Howard, there are hundreds of things that you can calculate utilizing a thermal imaging camera. And what you are asking is one of them.
Unfortunately there are a bucket load of camera owners here at think the expense of equipment and training is a bunch of malarkey.
Did you know that in level II training you walk away with the ability to determine how many watts of electricity is being consumed by a lightbulb hidden underneath a 12 quart aluminum pot!?
Let’s try to wrap our minds around this for a minute and see where it takes us.
#1 we are trying to analyze the effectiveness of a radiant barrier.

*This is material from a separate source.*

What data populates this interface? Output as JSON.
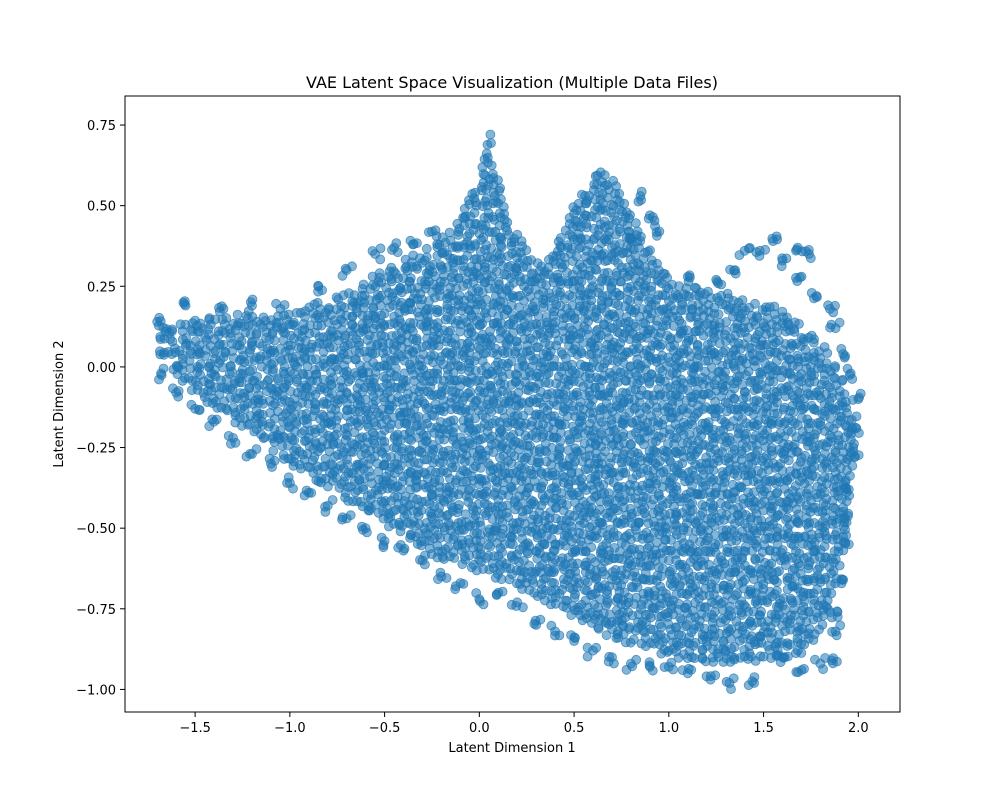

The key here is “radiant”.
We’re not measuring how hot the barrier is with relation to other things in the attic we want to know how we can remove the amount of radiant heat that is affecting the total heat in the attic. After all that’s why we’re putting it in there.

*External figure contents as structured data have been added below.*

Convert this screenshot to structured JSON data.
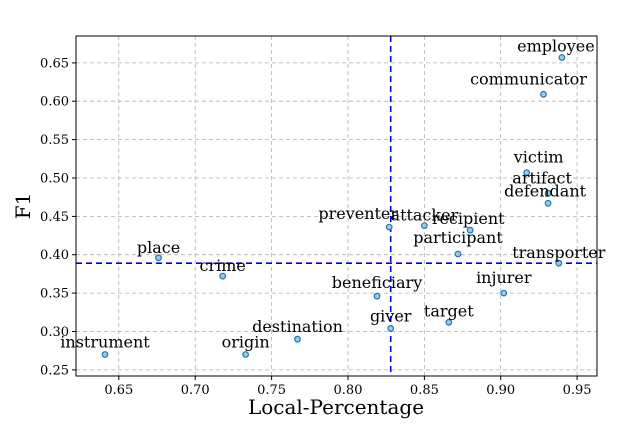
{
  "chart_data": {
    "type": "scatter",
    "xlabel": "Local-Percentage",
    "ylabel": "F1",
    "xlim": [
      0.622,
      0.963
    ],
    "ylim": [
      0.242,
      0.685
    ],
    "xticks": [
      0.65,
      0.7,
      0.75,
      0.8,
      0.85,
      0.9,
      0.95
    ],
    "xtick_labels": [
      "0.65",
      "0.70",
      "0.75",
      "0.80",
      "0.85",
      "0.90",
      "0.95"
    ],
    "yticks": [
      0.25,
      0.3,
      0.35,
      0.4,
      0.45,
      0.5,
      0.55,
      0.6,
      0.65
    ],
    "ytick_labels": [
      "0.25",
      "0.30",
      "0.35",
      "0.40",
      "0.45",
      "0.50",
      "0.55",
      "0.60",
      "0.65"
    ],
    "grid": true,
    "reference_lines": {
      "x": 0.828,
      "y": 0.389,
      "color": "#0000ee",
      "style": "dashed"
    },
    "marker_color": "#1f77b4",
    "points": [
      {
        "label": "employee",
        "x": 0.94,
        "y": 0.657
      },
      {
        "label": "communicator",
        "x": 0.928,
        "y": 0.609
      },
      {
        "label": "victim",
        "x": 0.917,
        "y": 0.507
      },
      {
        "label": "artifact",
        "x": 0.931,
        "y": 0.48
      },
      {
        "label": "defendant",
        "x": 0.931,
        "y": 0.467
      },
      {
        "label": "recipient",
        "x": 0.88,
        "y": 0.432
      },
      {
        "label": "attacker",
        "x": 0.85,
        "y": 0.438
      },
      {
        "label": "preventer",
        "x": 0.827,
        "y": 0.436
      },
      {
        "label": "participant",
        "x": 0.872,
        "y": 0.401
      },
      {
        "label": "transporter",
        "x": 0.938,
        "y": 0.389
      },
      {
        "label": "place",
        "x": 0.676,
        "y": 0.396
      },
      {
        "label": "crime",
        "x": 0.718,
        "y": 0.372
      },
      {
        "label": "beneficiary",
        "x": 0.819,
        "y": 0.346
      },
      {
        "label": "injurer",
        "x": 0.902,
        "y": 0.35
      },
      {
        "label": "target",
        "x": 0.866,
        "y": 0.312
      },
      {
        "label": "giver",
        "x": 0.828,
        "y": 0.304
      },
      {
        "label": "destination",
        "x": 0.767,
        "y": 0.29
      },
      {
        "label": "origin",
        "x": 0.733,
        "y": 0.27
      },
      {
        "label": "instrument",
        "x": 0.641,
        "y": 0.27
      }
    ]
  }
}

So, what is a radiant barrier? Is something that blocks radiant heat (not conduction and not convection). It doesn’t matter if the radiant barrier is 100°. What matters is that what it is constructed of does not “radiate”.
So of you simply take your temperature readings as indicated below you will see that the truss members that are shadowed by the radiant barrier have a significant lower temperature than those exposed to the roof deck.

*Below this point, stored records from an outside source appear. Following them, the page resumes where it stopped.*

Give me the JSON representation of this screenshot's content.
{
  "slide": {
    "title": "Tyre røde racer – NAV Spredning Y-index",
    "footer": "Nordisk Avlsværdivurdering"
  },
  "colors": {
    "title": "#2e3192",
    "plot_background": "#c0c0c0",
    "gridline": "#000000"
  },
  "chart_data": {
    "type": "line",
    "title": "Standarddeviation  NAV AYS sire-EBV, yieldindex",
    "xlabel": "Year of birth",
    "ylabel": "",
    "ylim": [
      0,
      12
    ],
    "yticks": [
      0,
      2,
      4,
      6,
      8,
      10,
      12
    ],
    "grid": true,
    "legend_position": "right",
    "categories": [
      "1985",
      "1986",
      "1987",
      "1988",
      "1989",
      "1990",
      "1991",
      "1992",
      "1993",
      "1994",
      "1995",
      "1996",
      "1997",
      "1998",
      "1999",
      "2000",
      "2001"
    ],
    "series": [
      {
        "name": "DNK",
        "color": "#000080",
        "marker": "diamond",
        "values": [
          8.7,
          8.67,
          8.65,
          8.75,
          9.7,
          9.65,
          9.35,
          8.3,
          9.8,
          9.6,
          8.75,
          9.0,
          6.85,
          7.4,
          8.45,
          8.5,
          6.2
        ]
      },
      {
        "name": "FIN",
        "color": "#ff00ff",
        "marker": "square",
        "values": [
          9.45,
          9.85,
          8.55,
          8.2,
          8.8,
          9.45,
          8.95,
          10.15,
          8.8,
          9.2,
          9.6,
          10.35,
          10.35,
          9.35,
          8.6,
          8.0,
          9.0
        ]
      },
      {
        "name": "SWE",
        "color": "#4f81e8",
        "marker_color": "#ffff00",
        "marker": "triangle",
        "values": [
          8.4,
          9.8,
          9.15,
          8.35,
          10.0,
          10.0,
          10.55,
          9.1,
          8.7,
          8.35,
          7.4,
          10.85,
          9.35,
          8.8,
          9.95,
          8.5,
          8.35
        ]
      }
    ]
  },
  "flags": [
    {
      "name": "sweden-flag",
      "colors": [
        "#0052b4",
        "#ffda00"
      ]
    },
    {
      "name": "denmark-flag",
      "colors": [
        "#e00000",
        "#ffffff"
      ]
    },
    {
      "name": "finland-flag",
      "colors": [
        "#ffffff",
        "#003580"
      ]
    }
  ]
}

Divide this into each other and it will give you a percentage.
Note, if you put a substance on the radiant barrier that has a high emissivity (something that you can measure accurately) you are going to find the temperature of that radiant barrier is as close in temperature to that of the roof deck.
Conduction + convection + radiation = total heat load in the attic.
Because there is a huge amount of radiation affect going on in an attic space when you address the radiation amount of heat load significantly drops.
What happens if your roof is covered by a tree shadow?
Answer: you wasted your money on a radiant barrier.